I suppose I should tell you why I wrote this book, well, it's like this. I was drifting from church to church looking for the right one. The true church. Unfortunately it seemed that none of them upheld the correct doctrines. My eternal soul is begging for salvation and there seemed no one was here to help me. I was very depressed. But I still read the Bible cover to cover, over and over. One day as I was reading through James and read the passage "If any man lacks wisdom let him ask God." I don't know why I hadn't noticed it before. I quickly ran to the woods and tripped over a log in my hurry. Since I was on my knees anyway at this point I decided this is where I should pray.
Dear God,
I am young and pretty ignorant according to most people. I've read your book and enjoy it greatly. Well lately it seems like none of the churches around here have the truth. Can you tell me which is the true church? It says here you'll give me wisdom if I ask. I want to know.
Amen.
There was a bright light that shined above my head as I finished my prayer. I tried to look up but was blinded. "Hello, I'm Jesus Christ." Came a voice, "You know you're right, these churches are all corrupt. Bunch of a apostates. You know they all came from that whore of Babylon. What do you expect?" "Wow, Jesus Christ, will you sign my book?" I asked eagerly. "That book is a waste of time. Do you really believe that after 2000 years, it has stayed the same?" Jesus then floated the book out of my hands and burned it in mid air. "Tell you what I'm going to do. I am going to help you right a new book. One that is not corrupt." "But who would believe it came from you?" "You ever seen a Tel-evangelist?" "Well, yeah." "You tell people 'Jesus said so' and most people will believe anything you have to say." "Oh. Neat."
"But wait, doesn't there need to be two or three witnesses?" "Kid you got me cornered. Meet my dad." Another light came down from the sky. I looked and say a man with a great white beard and a slightly off white rob. "Hi. This is Jesus, my kid, in who I am well pleased." I could only stare in amazement. "Do you have a name?" "Father." "Oh…neat." "I got work to do, call me if you need me." And the light went away. "Well, what about the Holy Ghost?" Jesus looked around quick and then pointed to a tree. In it was a dove. "He's the quiet type." A light shined down on the dove and apparently scared it. The bird flew into the street and got nailed by a semi truck. "Gasp." I could only stare. "Come on, we have work to do." "But…"
Over the next several months I listened to the doctrines of Jesus and wrote them down. Most of the time Jesus sat in the recliner watching PAX TV cursing everyone who said "Jesus said so." He also drank a lot of wine. I began to think he really was a wine-o. But I couldn't complain, he tells the best stories when he's drunk.

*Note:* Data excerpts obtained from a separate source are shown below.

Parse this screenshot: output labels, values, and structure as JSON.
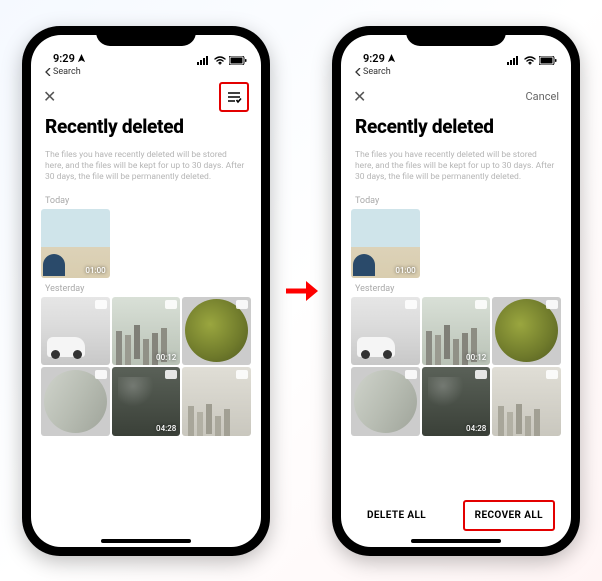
{
  "status": {
    "time": "9:29",
    "back_label": "Search"
  },
  "left": {
    "title": "Recently deleted",
    "desc": "The files you have recently deleted will be stored here, and the files will be kept for up to 30 days. After 30 days, the file will be permanently deleted.",
    "section_today": "Today",
    "section_yesterday": "Yesterday",
    "thumbs": {
      "today": [
        {
          "duration": "01:00"
        }
      ],
      "yesterday": [
        {
          "duration": ""
        },
        {
          "duration": "00:12"
        },
        {
          "duration": ""
        },
        {
          "duration": ""
        },
        {
          "duration": "04:28"
        },
        {
          "duration": ""
        }
      ]
    }
  },
  "right": {
    "cancel": "Cancel",
    "title": "Recently deleted",
    "desc": "The files you have recently deleted will be stored here, and the files will be kept for up to 30 days. After 30 days, the file will be permanently deleted.",
    "section_today": "Today",
    "section_yesterday": "Yesterday",
    "delete_all": "DELETE ALL",
    "recover_all": "RECOVER ALL",
    "thumbs": {
      "today": [
        {
          "duration": "01:00"
        }
      ],
      "yesterday": [
        {
          "duration": ""
        },
        {
          "duration": "00:12"
        },
        {
          "duration": ""
        },
        {
          "duration": ""
        },
        {
          "duration": "04:28"
        },
        {
          "duration": ""
        }
      ]
    }
  }
}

Within a year I was ready to tell the world. I titled the book, "What Jesus Really Said." I was horrified at the response. Everyone was calling me the apostate. I tried to tell them it was all true. I ran crying home and went up to Jesus as asked "I thought you said…" "Are you better than me? I tried to tell people myself and within three years I was nailed to a cross. Do you have any idea how much that stings?" "I understand…." "Go back out there and preach the good news. Soon they will see your strength in the face of adversity and they will begin to follow you."
Sure enough. After being hit by a few cars, tarred and feathered, shot a couple time, I got a following. And soon after that I was on TV. FOX gave me the spot. The show was titled "Who Wants to Listen to a Jesus Freak?" I was living large. I had fame, money and Jesus Christ living in my home.
Then one day I returned home to find only a note. "Tomorrow your life will be required of you. Just make sure you call it martyrdom. Jesus" "Christ…" Well I went to bed and prepared myself for the next day. I went into the studio and took my seat. The show went on and out of the audience came a shot. Hit me right in the chest. I knew it was over but I would go to hell rather than not take my revenge on my killer. I spotted him in the audience and pulled out my gun from my desk and shot him in the head. "I have been slain as a lamb at the slaughter!" I died a happy man.
As I stood before the pearly gates I saw Jesus walk over. "Hey, how's it going?" I asked. "Going great! Thanks to your martyrdom I've got claims on millions of souls. Come with me!" He took my hand and walked me away from the gates. "Wait a second…shouldn't I be going through the gates?" "I know another way in." He responded. Well I knew that teaching. As sure enough there I was. Sitting in hell watching Tel-evangelists for all eternity on PAX TV. Jesus turned into his true form and sat down in his chair and began drinking wine and pointing out which were quotes from him. "You know, you say you're Jesus Christ and people will believe anything you tell them."
So that is why I am writing this book. Because just reading the Bible is not a substitute for understanding it. Because just blindly following those you trust is not a wise thing to do. I want to write a book that makes you think about what you believe and why. I don't expect anyone to agree with everything contained in "The Book of Ben" but I would hope everyone who reads it will take the time to consider what it says and take the time to evaluate it by the scriptures to see what they really say.